| |
| |
| |
Willi Fährmann
door Jos Staal
Willi Fährmann is op 18 december 1929 in Duisburg geboren. Hij werd metselaar en volgde in de avonduren een gymnasiumopleiding. Daarna studeerde hij pedagogiek in Oberhausen en Münster. Vanaf 1953 was hij tien jaar lang onderwijzer op een lagere school. Hierna werkte hij als rector en inspecteur in het onderwijs; ook had hij bemoeienis met het (rooms-katholieke) jongerenwerk. Hij publiceerde diverse pedagogische artikelen, onder meer in het tijdschrift Leben und Erziehen.
Als schrijver van jeugdboeken debuteerde Fährmann in 1956 met Graue Kraniche - Kurs Süd.

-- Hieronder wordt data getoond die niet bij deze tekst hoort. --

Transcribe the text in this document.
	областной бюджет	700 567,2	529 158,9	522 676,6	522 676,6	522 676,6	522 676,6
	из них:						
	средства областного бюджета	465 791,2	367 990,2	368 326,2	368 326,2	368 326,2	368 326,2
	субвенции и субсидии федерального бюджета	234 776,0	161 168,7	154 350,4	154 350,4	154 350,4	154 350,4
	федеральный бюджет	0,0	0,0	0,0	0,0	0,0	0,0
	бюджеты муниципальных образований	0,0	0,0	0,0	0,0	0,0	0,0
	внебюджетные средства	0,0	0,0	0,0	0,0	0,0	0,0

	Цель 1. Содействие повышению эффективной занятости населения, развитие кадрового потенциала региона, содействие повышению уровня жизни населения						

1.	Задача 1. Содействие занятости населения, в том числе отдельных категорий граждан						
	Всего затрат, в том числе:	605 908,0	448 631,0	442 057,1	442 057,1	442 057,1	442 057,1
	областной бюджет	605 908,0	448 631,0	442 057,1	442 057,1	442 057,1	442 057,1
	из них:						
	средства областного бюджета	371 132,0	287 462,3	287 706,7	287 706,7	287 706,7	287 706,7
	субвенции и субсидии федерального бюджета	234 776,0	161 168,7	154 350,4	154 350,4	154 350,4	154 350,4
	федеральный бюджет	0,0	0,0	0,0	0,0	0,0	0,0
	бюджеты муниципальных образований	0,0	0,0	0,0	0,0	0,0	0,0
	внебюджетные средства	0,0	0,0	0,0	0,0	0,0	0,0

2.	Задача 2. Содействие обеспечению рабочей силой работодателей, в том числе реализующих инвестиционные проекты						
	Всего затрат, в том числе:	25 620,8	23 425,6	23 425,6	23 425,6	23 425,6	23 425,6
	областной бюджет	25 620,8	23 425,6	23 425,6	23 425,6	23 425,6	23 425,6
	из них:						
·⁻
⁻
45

In 1962 maakte hij naam met Das Jahr der Wölfe (Vlucht tussen hoop en wanhoop) dat in veel talen is vertaald.
Der lange Weg des Lukas B. (De lange weg van Lukas B.) uit 1980 is bekroond met de Duitse Jeugdboekenprijs, de Oostenrijkse Staatsprijs voor Jeugdliteratuur en de Katholieke Jeugdboekenprijs.
| |
Werk
In zijn werk toont Willi Fährmann een grote betrokkenheid met het lot van mensen die om politieke, economische of etnische redenen hun geboortegrond (moeten) verlaten. Vaak schetst hij hun lotgevallen tegen een historische achtergrond. In een aantal boeken beschrijft hij de geschiedenis van de familie Bienmann. Deze oude timmermansfamilie is in de Napoleontische tijd in Oost-Pruisen terechtgekomen; oorspronkelijk komt ze uit het stroomgebied van de Moezel bij Luxemburg.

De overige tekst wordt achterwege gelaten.